Higher temperatures and less ice are “likely open up more land for the moss ecosystems to expand into,” Roland said, leading to the “‘greening’ of the Peninsula.”

“If you’d taken a photograph of these parts of the Peninsula 50 years ago it would have been a monochrome shot of ice,” Dominic Hodgson, another of the study‘s co-authors, told CNN. “Nothing but glaciers.

“Today that photo would show extensive patches of green,” he noted.

Hodgson said the spreading moss is particularly surprising given the lack of light in the Peninsula.

The scientists, from Exeter University, Cambridge University, and the British Antarctic Survey, took five “cores” of moss from three separate sites on the Peninsula, allowing them to examine changes in growth across the last 150 years.

Threat from invasive species

The cold temperatures limited the moss’s decomposition, assisting their work.

They concluded that rising temperatures had contributed to major changes at all the sites.

“The consistency of the growth is striking,” said Hodgson. “The moss is right across the Peninsula.”

Moss growth opens the door to other plants potentially taking root in the Antarctic — and although a lush green continent might sound inviting, researchers are concerned.

Antarctic sea ice reaches record low

“I don’t see too much of a problem with regional moss species,” said Hodgson “and there are also two grasses that have been found. But we need to be very careful about non-indigenous species of plants that risk being introduced.”

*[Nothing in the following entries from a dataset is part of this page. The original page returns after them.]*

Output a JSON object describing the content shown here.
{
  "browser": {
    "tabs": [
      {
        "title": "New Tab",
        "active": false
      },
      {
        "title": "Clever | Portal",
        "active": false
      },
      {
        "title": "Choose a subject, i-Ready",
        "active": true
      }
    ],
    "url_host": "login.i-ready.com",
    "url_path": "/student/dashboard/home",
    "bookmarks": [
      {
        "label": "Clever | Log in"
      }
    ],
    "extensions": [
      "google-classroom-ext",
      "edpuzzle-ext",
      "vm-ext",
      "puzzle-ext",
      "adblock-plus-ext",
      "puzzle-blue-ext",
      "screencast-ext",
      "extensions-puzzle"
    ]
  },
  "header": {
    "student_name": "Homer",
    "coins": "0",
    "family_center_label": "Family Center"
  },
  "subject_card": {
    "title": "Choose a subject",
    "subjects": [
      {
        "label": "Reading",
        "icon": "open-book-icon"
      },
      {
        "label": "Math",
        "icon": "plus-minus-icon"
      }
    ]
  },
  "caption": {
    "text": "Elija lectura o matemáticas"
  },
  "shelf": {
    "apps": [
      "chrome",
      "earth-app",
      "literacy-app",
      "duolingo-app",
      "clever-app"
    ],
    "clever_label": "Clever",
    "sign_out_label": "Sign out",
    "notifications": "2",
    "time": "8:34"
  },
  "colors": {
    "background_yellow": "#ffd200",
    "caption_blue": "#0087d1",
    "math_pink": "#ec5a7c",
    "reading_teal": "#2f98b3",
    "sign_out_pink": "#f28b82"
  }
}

He says that has already happened in some of the sub-Antarctic islands, where non-indigenous species have been brought in accidentally on the clothing and equipment of researchers.

Scientists fear the Arctic may beat its southern equivalent when it comes to going green.

Dan Charman, another co-author of the paper, said there are parallel findings with Arctic shrub growth. “It’s likely that there will be faster rates of growth in areas of the world where low temperatures currently suppress plant growth,” he explained.

Hodgson said that while the group’s current research takes the moss timeline back 150 years, they plan to reach even further into the past.

“The next paper we’re working on is extending this record back into the next 4,000 to 5,000 years,” he said.